The ascension of Skipper was fortuitous for MLS because his reputation as an avid fan of soccer reached to Zurich.

Skipper said, “I’m committed to soccer and committed to this deal” but he said he believes FIFA was “interested in maximizing their revenue and maximizing the growth of the sport.”

But one source close to the talks said, “If all things were equal, the promotion of John Skipper would be the deciding factor.”

“The deciding factor,” Skipper said, “was the assets and resources we bring, the staff and the reputation of ESPN.”

Skipper said he worked closely with George Bodenheimer to craft a multiplatform approach to the World Cup, which included ABC, ESPN, ESPN2, ESPN.com and ESPN The Magazine.

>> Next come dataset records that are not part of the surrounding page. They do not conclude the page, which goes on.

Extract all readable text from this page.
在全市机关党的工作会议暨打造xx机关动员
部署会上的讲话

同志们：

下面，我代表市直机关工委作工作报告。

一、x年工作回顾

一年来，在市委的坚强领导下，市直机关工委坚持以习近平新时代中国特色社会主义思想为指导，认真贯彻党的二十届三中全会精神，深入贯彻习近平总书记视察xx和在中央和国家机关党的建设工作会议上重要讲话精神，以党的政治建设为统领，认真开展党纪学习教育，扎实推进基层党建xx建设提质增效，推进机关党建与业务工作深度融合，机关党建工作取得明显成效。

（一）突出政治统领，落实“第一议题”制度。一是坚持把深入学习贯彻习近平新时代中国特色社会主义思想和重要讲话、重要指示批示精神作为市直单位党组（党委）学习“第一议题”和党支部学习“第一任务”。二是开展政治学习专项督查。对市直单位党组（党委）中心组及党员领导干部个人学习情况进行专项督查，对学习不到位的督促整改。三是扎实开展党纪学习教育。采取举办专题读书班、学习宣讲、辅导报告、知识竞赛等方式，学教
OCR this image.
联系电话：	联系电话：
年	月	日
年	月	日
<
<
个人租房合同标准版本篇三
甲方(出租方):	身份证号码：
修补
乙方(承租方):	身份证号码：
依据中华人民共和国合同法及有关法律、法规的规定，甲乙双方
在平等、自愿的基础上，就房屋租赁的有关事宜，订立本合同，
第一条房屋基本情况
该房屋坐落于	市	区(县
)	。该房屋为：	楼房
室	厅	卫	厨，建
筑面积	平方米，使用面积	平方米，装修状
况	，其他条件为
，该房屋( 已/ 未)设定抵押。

Now there were two new English-language bidders. But to successfully unseat NBC, the English-language and the far more valuable Spanish-language bids had to be collectively viable.

A secret meeting was held between MLS board members and high-level executives of Univision. Neither side will deny the meeting occurred, and both refused to offer details. But one source said that the meeting reignited Univision’s “excitement” and executives came away with a renewed interest in pursuing the rights.

While MLS, ESPN and Univision now saw a clear opportunity, all sides stress that the English-language and Spanish-language bids were independent.

Univision bid a reported $325 million and ABC/ESPN bid a reported $100 million. In the end, Blazer was right. The total of $425 million was the largest rights package in FIFA history and $75 million more than the bid of NBC-Telemundo.

Garber said it wasn’t just about the money. “Their bids connected the dots between all aspects of the varied properties within the U.S. soccer market.”

John Genzale is founding editor of SportsBusiness Journal.